West Virginia Public Broadcasting Published

Kanawha School Board Votes Unanimously To Rename Stonewall Jackson Middle School

Stonewall Jackson Middle School

The Kanawha County school board voted unanimously to remove Stonewall Jackson’s name from a Charleston middle school.  

Before the 5-0 vote Monday, more than a dozen speakers asked the Board of Education to change the school’s name, including middle school student Camdyn Harris.


“I’m speaking for myself, my family, future generations, the West Side and the greater Charleston community as a whole. We are not trying to take away history, but we are moving forward starting today, starting now, for my future, my classmates’ future and future generations,” he said.

Born in 1824 in present-day Clarksburg, Thomas Jonathan “Stonewall” was a Confederate general who owned slaves and became one of the most recognizable figures of the Civil War. Sites in more than a dozen states bear his name, including several in West Virginia. 

Nearly half the students at Stonewall Jackson Middle are Black. Discussions are ongoing about renaming the school after influential Black educator Booker T. Washington, a Virginia native, or NASA mathematician Katherine Johnson, who was born in West Virginia, but the board has until October to formally decide.

The vote came one week after the City of Charleston quietly removed the face of Riflemen Memorial at a park Downtown. The bronze plaque listed the names of local men who fought for the Confederacy during the Civil War.

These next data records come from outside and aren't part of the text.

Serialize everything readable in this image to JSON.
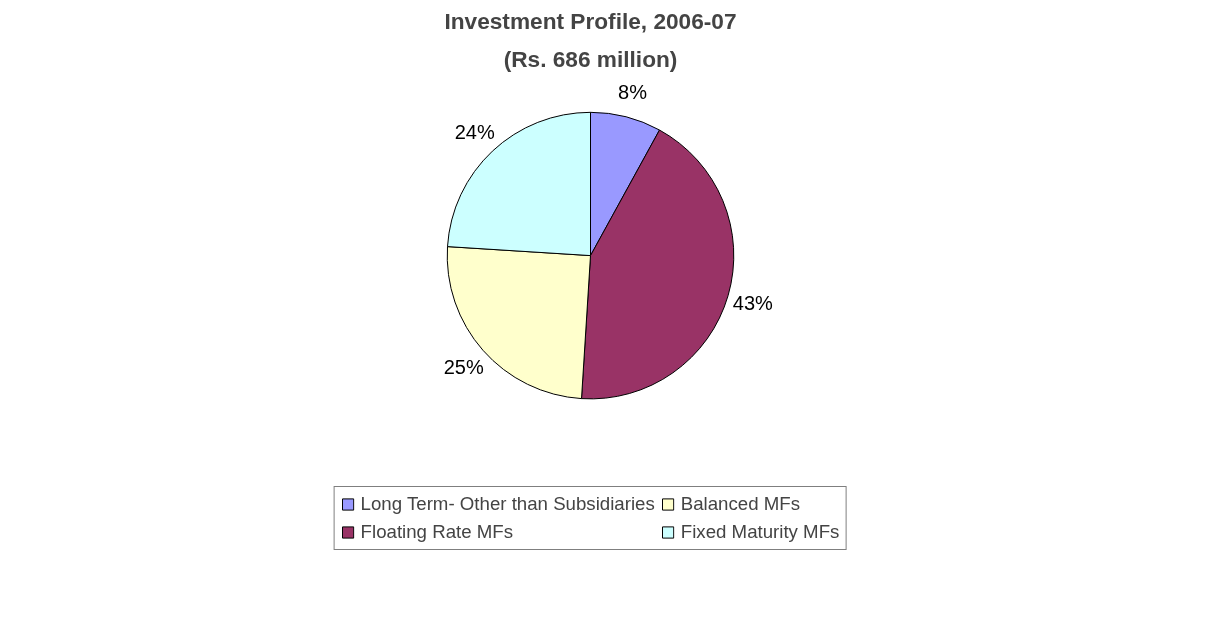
{
  "chart_data": {
    "type": "pie",
    "title": "Investment Profile, 2006-07",
    "subtitle": "(Rs. 686 million)",
    "categories": [
      "Long Term- Other than Subsidiaries",
      "Floating Rate MFs",
      "Balanced MFs",
      "Fixed Maturity MFs"
    ],
    "values": [
      8,
      43,
      25,
      24
    ],
    "colors": [
      "#9999ff",
      "#993366",
      "#ffffcc",
      "#ccffff"
    ],
    "value_labels": [
      "8%",
      "43%",
      "25%",
      "24%"
    ],
    "legend": "bottom"
  }
}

But in Clarksburg, Jackson’s birthplace, the Harrison County Commission rejected a motion last month to remove a statue of him in front of the downtown courthouse.

Across West Virginia, roughly 20 statues, memorials and other markers still stand, honoring Confederate generals and soldiers, according to data compiled by the Southern Poverty Law Center

Even two weeks ago, it was unclear whether the school board’s vote would be unanimous. Member Becky Jordon last month said “maybe this is a knee jerk option,” when asked about the proposal. But on Monday, she acknowledged that “times are changing,” while imploring the community to invest time and resources into the school.  

“I had been the most vocal about not wanting this change, I know that,” she said.  Later she added, “let’s step up what’s inside that building. Yeah, we’re gonna change the outside of the name, but we have a lot more changes to do, and you all need to step it up.”